I recently received this email from a reader: “I enjoyed English and studied journalism. When I graduated in 1986, I found a three-month internship with a public relations agency. At the end of the internship, the owner provided a letter of recommendation. When I continued looking for a full-time position in public relations, I continued to hear that I lacked experience.” He says he has been haunted by those words ever since. How can he (or anyone in a similar situation, for that matter) can get experience? He also wonders if it is too late for him to find work in PR.
It’s that old “chicken or the egg” analogy, notes Stephen Greet, co-founder at BeamJobs, who says the best way to break that cycle is by volunteering or by creating projects of your own.
“I would recommend this person volunteer for a local nonprofit and offer them a comprehensive PR plan.
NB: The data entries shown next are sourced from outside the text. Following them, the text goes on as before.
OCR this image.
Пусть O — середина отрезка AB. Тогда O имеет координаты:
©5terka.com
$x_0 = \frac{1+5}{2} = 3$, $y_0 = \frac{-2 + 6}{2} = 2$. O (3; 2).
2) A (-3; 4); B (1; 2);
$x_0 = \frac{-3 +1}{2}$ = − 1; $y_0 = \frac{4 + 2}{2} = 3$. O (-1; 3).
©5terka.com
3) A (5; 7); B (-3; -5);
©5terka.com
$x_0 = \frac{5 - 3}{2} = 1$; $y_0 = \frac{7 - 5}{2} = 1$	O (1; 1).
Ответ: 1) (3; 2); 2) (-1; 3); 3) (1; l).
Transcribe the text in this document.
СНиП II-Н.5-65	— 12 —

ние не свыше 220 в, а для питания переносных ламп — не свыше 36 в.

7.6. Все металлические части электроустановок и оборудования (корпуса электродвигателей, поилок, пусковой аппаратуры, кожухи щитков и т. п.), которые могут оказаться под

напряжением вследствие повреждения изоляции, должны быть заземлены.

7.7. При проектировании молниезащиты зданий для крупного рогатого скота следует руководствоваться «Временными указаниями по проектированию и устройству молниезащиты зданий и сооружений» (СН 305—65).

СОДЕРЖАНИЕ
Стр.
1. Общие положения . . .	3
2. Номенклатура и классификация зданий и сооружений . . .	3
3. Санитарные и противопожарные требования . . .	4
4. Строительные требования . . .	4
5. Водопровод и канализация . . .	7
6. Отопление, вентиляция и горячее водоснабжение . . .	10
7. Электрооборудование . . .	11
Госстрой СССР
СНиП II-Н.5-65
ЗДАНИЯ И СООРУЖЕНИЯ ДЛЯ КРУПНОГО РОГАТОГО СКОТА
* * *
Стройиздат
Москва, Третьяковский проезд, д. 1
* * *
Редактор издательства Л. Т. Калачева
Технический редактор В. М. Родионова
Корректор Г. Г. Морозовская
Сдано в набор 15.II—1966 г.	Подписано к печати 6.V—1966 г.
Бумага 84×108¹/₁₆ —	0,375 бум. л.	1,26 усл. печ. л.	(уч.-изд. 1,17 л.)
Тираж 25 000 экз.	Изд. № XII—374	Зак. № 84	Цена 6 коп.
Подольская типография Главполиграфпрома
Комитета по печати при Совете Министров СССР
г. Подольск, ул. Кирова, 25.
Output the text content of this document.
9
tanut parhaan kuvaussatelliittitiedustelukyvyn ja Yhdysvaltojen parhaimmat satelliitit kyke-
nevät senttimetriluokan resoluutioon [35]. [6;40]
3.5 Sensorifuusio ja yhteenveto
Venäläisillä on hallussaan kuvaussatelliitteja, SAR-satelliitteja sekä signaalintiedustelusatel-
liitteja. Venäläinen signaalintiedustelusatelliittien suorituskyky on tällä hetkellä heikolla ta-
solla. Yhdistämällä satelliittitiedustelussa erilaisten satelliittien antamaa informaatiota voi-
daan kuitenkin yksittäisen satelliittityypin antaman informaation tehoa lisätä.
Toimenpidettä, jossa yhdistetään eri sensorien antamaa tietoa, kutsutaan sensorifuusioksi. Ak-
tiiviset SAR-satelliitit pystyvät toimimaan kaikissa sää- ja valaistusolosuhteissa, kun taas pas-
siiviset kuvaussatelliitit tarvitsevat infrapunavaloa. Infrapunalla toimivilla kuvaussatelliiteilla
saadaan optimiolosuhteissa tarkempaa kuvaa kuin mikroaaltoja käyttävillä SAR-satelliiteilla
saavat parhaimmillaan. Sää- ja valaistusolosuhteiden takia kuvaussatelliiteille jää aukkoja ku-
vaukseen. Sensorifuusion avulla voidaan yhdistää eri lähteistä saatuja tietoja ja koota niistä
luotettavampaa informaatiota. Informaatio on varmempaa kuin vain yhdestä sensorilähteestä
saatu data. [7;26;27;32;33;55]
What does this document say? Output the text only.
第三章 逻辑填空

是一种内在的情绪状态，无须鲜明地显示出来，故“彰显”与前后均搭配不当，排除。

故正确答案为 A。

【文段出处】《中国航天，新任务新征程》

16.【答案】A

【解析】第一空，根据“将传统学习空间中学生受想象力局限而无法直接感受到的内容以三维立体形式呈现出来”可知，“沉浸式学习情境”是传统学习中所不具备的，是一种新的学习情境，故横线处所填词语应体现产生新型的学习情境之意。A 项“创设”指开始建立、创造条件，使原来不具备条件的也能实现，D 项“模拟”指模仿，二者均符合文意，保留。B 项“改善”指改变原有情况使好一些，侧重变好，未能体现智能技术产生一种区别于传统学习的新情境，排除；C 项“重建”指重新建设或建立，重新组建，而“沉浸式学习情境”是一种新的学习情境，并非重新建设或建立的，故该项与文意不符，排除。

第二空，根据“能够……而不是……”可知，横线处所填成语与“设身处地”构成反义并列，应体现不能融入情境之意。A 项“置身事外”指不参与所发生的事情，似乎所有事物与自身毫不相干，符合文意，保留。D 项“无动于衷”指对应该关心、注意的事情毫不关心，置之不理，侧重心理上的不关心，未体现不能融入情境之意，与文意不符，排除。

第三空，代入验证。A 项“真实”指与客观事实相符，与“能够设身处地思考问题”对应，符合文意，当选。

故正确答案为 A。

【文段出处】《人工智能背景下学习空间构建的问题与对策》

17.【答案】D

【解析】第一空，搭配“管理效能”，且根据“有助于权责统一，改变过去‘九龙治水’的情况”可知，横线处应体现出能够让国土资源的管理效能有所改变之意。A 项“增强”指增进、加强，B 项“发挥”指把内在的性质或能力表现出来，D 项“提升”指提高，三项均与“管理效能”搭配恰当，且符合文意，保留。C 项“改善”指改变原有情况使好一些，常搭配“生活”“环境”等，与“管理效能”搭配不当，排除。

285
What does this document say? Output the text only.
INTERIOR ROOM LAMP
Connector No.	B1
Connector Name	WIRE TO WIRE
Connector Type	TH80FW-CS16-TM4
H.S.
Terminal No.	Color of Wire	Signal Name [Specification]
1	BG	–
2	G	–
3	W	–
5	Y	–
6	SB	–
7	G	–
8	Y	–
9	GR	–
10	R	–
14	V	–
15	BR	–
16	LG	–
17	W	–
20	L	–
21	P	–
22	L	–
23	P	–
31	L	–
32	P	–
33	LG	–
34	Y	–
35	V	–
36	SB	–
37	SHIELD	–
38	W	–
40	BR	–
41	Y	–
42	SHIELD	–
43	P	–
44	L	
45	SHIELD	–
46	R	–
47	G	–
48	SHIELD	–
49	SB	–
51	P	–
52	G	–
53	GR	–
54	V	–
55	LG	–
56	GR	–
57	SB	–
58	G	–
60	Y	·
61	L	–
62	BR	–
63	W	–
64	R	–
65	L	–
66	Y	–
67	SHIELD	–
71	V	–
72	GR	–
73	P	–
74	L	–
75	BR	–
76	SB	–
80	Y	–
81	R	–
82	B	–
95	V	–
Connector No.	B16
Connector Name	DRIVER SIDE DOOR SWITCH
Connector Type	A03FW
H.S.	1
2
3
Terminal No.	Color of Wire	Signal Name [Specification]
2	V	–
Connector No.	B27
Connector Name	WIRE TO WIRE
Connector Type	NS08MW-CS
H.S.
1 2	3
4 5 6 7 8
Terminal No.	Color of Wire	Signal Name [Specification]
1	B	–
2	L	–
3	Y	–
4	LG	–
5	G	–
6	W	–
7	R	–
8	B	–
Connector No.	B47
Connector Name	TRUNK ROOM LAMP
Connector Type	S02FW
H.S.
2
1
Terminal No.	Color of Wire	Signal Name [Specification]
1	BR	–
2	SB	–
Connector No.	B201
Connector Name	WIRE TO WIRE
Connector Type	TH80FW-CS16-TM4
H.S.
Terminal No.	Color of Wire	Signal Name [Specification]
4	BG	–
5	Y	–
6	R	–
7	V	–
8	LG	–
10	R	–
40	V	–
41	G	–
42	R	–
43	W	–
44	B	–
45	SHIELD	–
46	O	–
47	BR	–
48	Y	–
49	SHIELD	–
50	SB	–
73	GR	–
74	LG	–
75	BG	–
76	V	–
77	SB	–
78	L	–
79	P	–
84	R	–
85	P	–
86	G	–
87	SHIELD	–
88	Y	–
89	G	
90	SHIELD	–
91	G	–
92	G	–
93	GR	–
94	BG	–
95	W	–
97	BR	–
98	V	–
Nonprofits don’t typically have large budgets, so they’d welcome the help,” he says. “Then, when they execute on that strategy and have some tangible results — a write-up in a local paper, for example — they will irrefutably have some experience that employers will find desirable. This shows competency in the field and also highlights the ability and willingness to go above and beyond.
While it won’t be easy, there are other ways to pursue a career without professional experience in the field, industry experts say.
1. Explore the gig/freelance world. “In your example, I would recommend this person to sign up on freelance platforms like Upwork and start searching for entry-level opportunities,” says Danilo Godoy, founder of Search Evaluator.
“The advantage of using this approach is that you will have control over the experience you develop, because you will be actively searching for jobs that fit your skills. Over time, as you become more experienced, you can start looking for full-time positions outside of the platform and use the freelancing experience to enrich your CV.”
2. Evaluate your work history. “Find commonalities between what you’ve been doing and what you want to do,” says George C. Mazzella, CEO and co-founder of the career management platform The Suite. “There are always lines of similarity between work experience — you just have to look for them and highlight them to others.”
Tiffani Murray, an HR strategist with 15 years of experience working with clients who want to make career transitions and those who are graduating and have minimal experience in the area they wish to work, agrees.
“I would want to take a look at the roles they have held since 1986. In my experience, there are most certainly some aspects that could be viewed as transferable to public relations,” Murray says. “Let’s say they were a grocery store manager. Perhaps they established and planned events and sales promotions for the store or placed advertisements in the newspaper. These would be the tasks/accomplishments to highlight in the resume.”
That doesn’t mean they’re get the kind of senior role they might be dreaming of.
“But it will play up those skills more so that a transition can be made to a job more in line with where they want to be,” Murray adds. “The thing about breaking into a career field when you have little experience is that you may have to be willing to start at the bottom and work your way up. An entry level job or the idea of ‘starting over’ may not be feasible or desirable for someone close to retirement, but that is going to come down to individual circumstances.”
The bottom line, says Mazzella, is that the reader who reached out — or anyone in a similar situation — shouldn’t simply throw in the towel.
“Today the world has a very different outlook on this problem than it did 30 years ago. People change functions/industries constantly and having a different background can be seen as a value add,” says Mazzella, who has the following message for the reader who reached out.
“It is not too late for you to find work in PR. Don’t give up on that goal! It will not be easy — the market is flooded with talent — but with the right approach you can differentiate yourself from the masses.